Bien qu'elle perçoive un salaire mensuel et une allocation familiale, elle a toujours été dépensière sans compter et ne fait jamais d'économies ni d'investissements. Elle a déjà dépensé une somme considérable pour Mlle Bai récemment, et cette fois-ci, allumer les grandes bougies lui a coûté plusieurs milliers de roupies supplémentaires. Et quoi qu'il arrive entre elle et Mlle Bai, elle est déterminée à la libérer de sa servitude, ce qui engendrera sans aucun doute une nouvelle dépense.
Bien que la famille Mu ne manquât pas de ces quelques milliers de yuans, premièrement, elle refusait d'utiliser l'argent familial ; deuxièmement, elle n'avait aucune raison légitime d'expliquer où était passé cet argent.
Par conséquent, toutes les dépenses futures devraient être financées par les bénéfices de la pharmacie. Ces derniers jours, elle avait travaillé sans relâche pour assainir les comptes et avait découvert des erreurs. Si elle voulait disposer de fonds suffisants à l'avenir, elle devrait déployer des efforts considérables pour rectifier la situation.

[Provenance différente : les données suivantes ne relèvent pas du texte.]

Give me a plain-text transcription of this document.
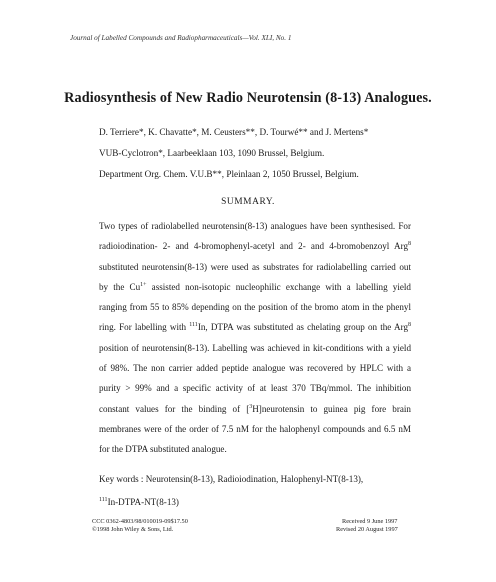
Journal of Labelled Compounds and Radiopharmaceuticals—Vol. XLI, No. 1
Radiosynthesis of New Radio Neurotensin (8-13) Analogues.
D. Terriere*, K. Chavatte*, M. Ceusters**, D. Tourwé** and J. Mertens*
VUB-Cyclotron*, Laarbeeklaan 103, 1090 Brussel, Belgium.
Department Org. Chem. V.U.B**, Pleinlaan 2, 1050 Brussel, Belgium.
SUMMARY.
Two types of radiolabelled neurotensin(8-13) analogues have been synthesised. For
radioiodination- 2- and 4-bromophenyl-acetyl and 2- and 4-bromobenzoyl Arg$^8$
substituted neurotensin(8-13) were used as substrates for radiolabelling carried out
by the $Cu^{1+}$ assisted non-isotopic nucleophilic exchange with a labelling yield
ranging from 55 to 85% depending on the position of the bromo atom in the phenyl
ring. For labelling with $^{111}$In, DTPA was substituted as chelating group on the Arg$^8$
position of neurotensin(8-13). Labelling was achieved in kit-conditions with a yield
of 98%. The non carrier added peptide analogue was recovered by HPLC with a
purity > 99% and a specific activity of at least 370 TBq/mmol. The inhibition
constant values for the binding of [$^3$H]neurotensin to guinea pig fore brain
membranes were of the order of 7.5 nM for the halophenyl compounds and 6.5 nM
for the DTPA substituted analogue.
Key words : Neurotensin(8-13), Radioiodination, Halophenyl-NT(8-13),
$^{111}$In-DTPA-NT(8-13)
CCC 0362-4803/98/010019-09$17.50
©1998 John Wiley & Sons, Ltd.
Received 9 June 1997
Revised 20 August 1997
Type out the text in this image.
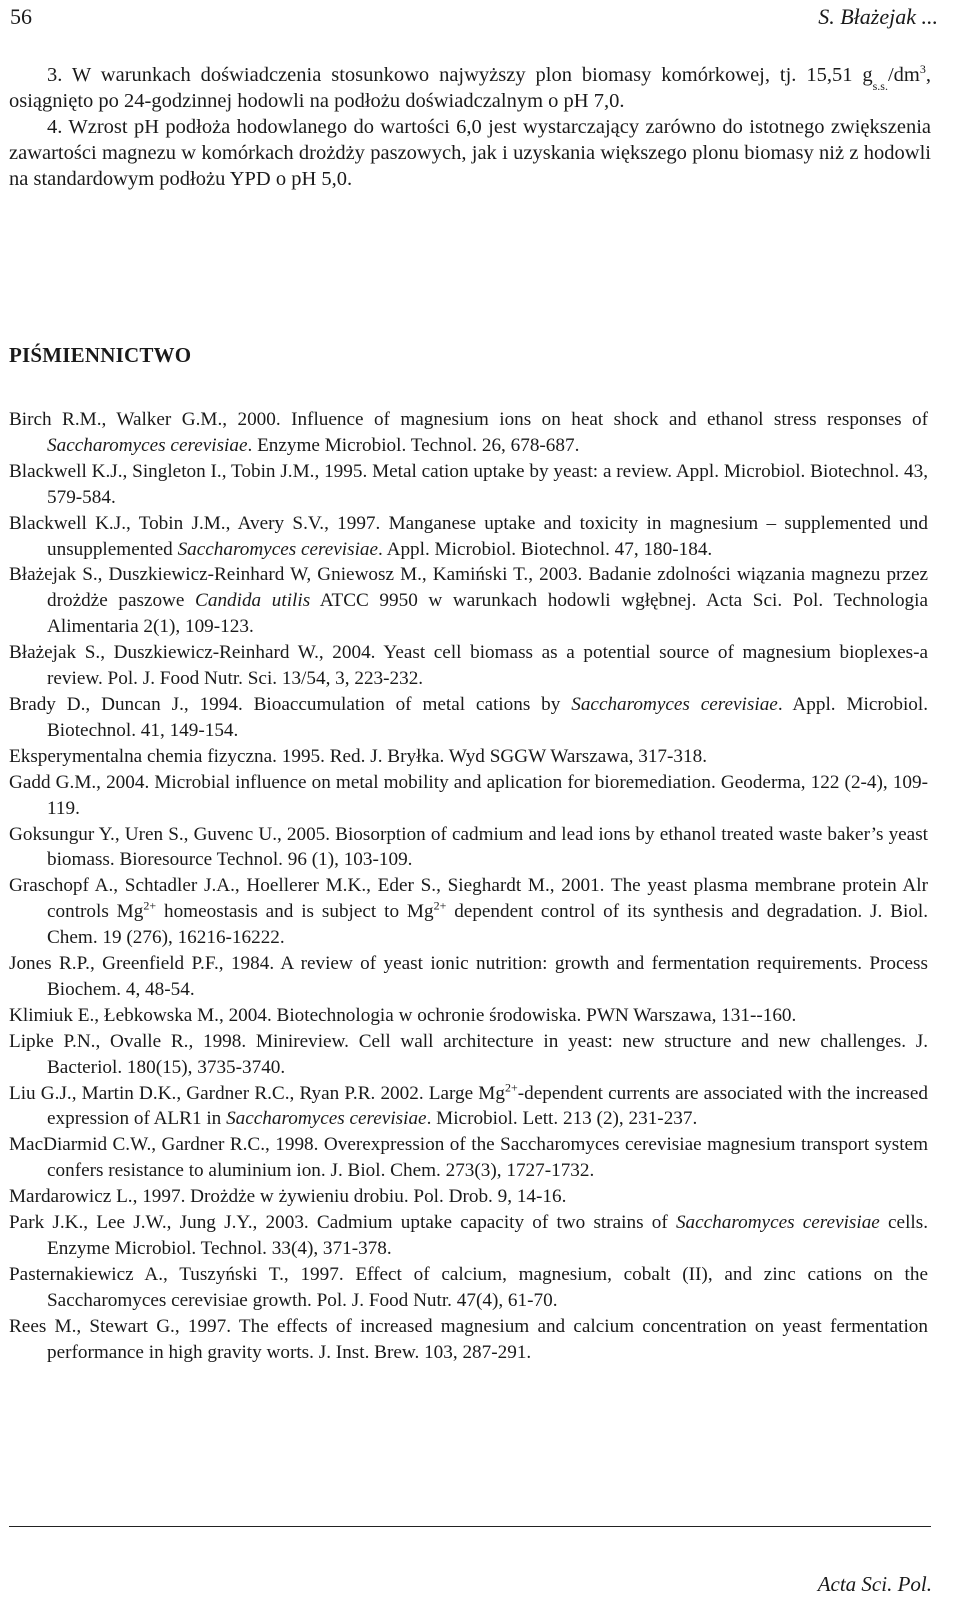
56	S. Błażejak ...

3. W warunkach doświadczenia stosunkowo najwyższy plon biomasy komórkowej, tj. 15,51 $g_{s.s.}/dm^3$, osiągnięto po 24-godzinnej hodowli na podłożu doświadczalnym o pH 7,0.

4. Wzrost pH podłoża hodowlanego do wartości 6,0 jest wystarczający zarówno do istotnego zwiększenia zawartości magnezu w komórkach drożdży paszowych, jak i uzyskania większego plonu biomasy niż z hodowli na standardowym podłożu YPD o pH 5,0.

PIŚMIENNICTWO

Birch R.M., Walker G.M., 2000. Influence of magnesium ions on heat shock and ethanol stress responses of Saccharomyces cerevisiae. Enzyme Microbiol. Technol. 26, 678-687.

Blackwell K.J., Singleton I., Tobin J.M., 1995. Metal cation uptake by yeast: a review. Appl. Microbiol. Biotechnol. 43, 579-584.

Blackwell K.J., Tobin J.M., Avery S.V., 1997. Manganese uptake and toxicity in magnesium – supplemented und unsupplemented Saccharomyces cerevisiae. Appl. Microbiol. Biotechnol. 47, 180-184.

Błażejak S., Duszkiewicz-Reinhard W, Gniewosz M., Kamiński T., 2003. Badanie zdolności wiązania magnezu przez drożdże paszowe Candida utilis ATCC 9950 w warunkach hodowli wgłębnej. Acta Sci. Pol. Technologia Alimentaria 2(1), 109-123.

Błażejak S., Duszkiewicz-Reinhard W., 2004. Yeast cell biomass as a potential source of magnesium bioplexes-a review. Pol. J. Food Nutr. Sci. 13/54, 3, 223-232.

Brady D., Duncan J., 1994. Bioaccumulation of metal cations by Saccharomyces cerevisiae. Appl. Microbiol. Biotechnol. 41, 149-154.

Eksperymentalna chemia fizyczna. 1995. Red. J. Bryłka. Wyd SGGW Warszawa, 317-318.

Gadd G.M., 2004. Microbial influence on metal mobility and aplication for bioremediation. Geoderma, 122 (2-4), 109-119.

Goksungur Y., Uren S., Guvenc U., 2005. Biosorption of cadmium and lead ions by ethanol treated waste baker’s yeast biomass. Bioresource Technol. 96 (1), 103-109.

Graschopf A., Schtadler J.A., Hoellerer M.K., Eder S., Sieghardt M., 2001. The yeast plasma membrane protein Alr controls $Mg^{2+}$ homeostasis and is subject to $Mg^{2+}$ dependent control of its synthesis and degradation. J. Biol. Chem. 19 (276), 16216-16222.

Jones R.P., Greenfield P.F., 1984. A review of yeast ionic nutrition: growth and fermentation requirements. Process Biochem. 4, 48-54.

Klimiuk E., Łebkowska M., 2004. Biotechnologia w ochronie środowiska. PWN Warszawa, 131--160.

Lipke P.N., Ovalle R., 1998. Minireview. Cell wall architecture in yeast: new structure and new challenges. J. Bacteriol. 180(15), 3735-3740.

Liu G.J., Martin D.K., Gardner R.C., Ryan P.R. 2002. Large $Mg^{2+}$-dependent currents are associated with the increased expression of ALR1 in Saccharomyces cerevisiae. Microbiol. Lett. 213 (2), 231-237.

MacDiarmid C.W., Gardner R.C., 1998. Overexpression of the Saccharomyces cerevisiae magnesium transport system confers resistance to aluminium ion. J. Biol. Chem. 273(3), 1727-1732.

Mardarowicz L., 1997. Drożdże w żywieniu drobiu. Pol. Drob. 9, 14-16.

Park J.K., Lee J.W., Jung J.Y., 2003. Cadmium uptake capacity of two strains of Saccharomyces cerevisiae cells. Enzyme Microbiol. Technol. 33(4), 371-378.

Pasternakiewicz A., Tuszyński T., 1997. Effect of calcium, magnesium, cobalt (II), and zinc cations on the Saccharomyces cerevisiae growth. Pol. J. Food Nutr. 47(4), 61-70.

Rees M., Stewart G., 1997. The effects of increased magnesium and calcium concentration on yeast fermentation performance in high gravity worts. J. Inst. Brew. 103, 287-291.

Acta Sci. Pol.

Mu Xing se frotta les yeux douloureux et soupira.
Depuis cette décision prise ce jour-là, elle avait renoncé à tout plaisir et se concentrait sur son travail. Ce n'est que ces derniers jours qu'elle avait véritablement compris la souffrance de Song Youcheng. Mais Song Youcheng et cette Japonaise étaient des âmes sœurs, si bien que même leur amertume avait une douce saveur. Elle et Mlle Bai, en revanche, restaient profondément éloignées l'une de l'autre.
J'espère que Mlle Bai finira par comprendre et lui pardonner ses bonnes intentions.
…
« Étrange, j'ai eu une injection avant-hier, j'aurais dû guérir, alors pourquoi mon état s'est-il aggravé ? »
Après avoir posé quelques questions sur le médicament, le médecin rangea son stéthoscope, rédigea une ordonnance et indiqua à la femme de ménage comment aller chercher le médicament.
La mère, assise à côté, n'avait pas l'air bien, tandis que Bai Yan, allongée sur le lit, ne disait pas un mot, faisant semblant de ne pas la voir.
Elle n'a pas bien dormi ces derniers jours et elle a attrapé froid au milieu de la nuit, donc forcément elle ne se sent pas mieux.
Au fur et à mesure que les meubles étaient livrés dans le hall, la pièce, autrefois délabrée, se métamorphosait. Elle ne pouvait ni expliquer ce qu'elle voulait, ni comprendre ce que Mu Xing voulait dire.
D'un côté, elle voulait voir Mu Xing et s'expliquer ; de l'autre, elle espérait secrètement rester malade ainsi pour toujours, comme si tout était encore aussi paisible qu'il y paraissait. Mu Xing était toujours ce jeune maître doux et affectueux, et elle attendait toujours avec impatience la robe de mariée qui lui appartenait, ce mariage factice mais suffisant, pour ne jamais avoir à affronter les tensions sous-jacentes à cette paix apparente.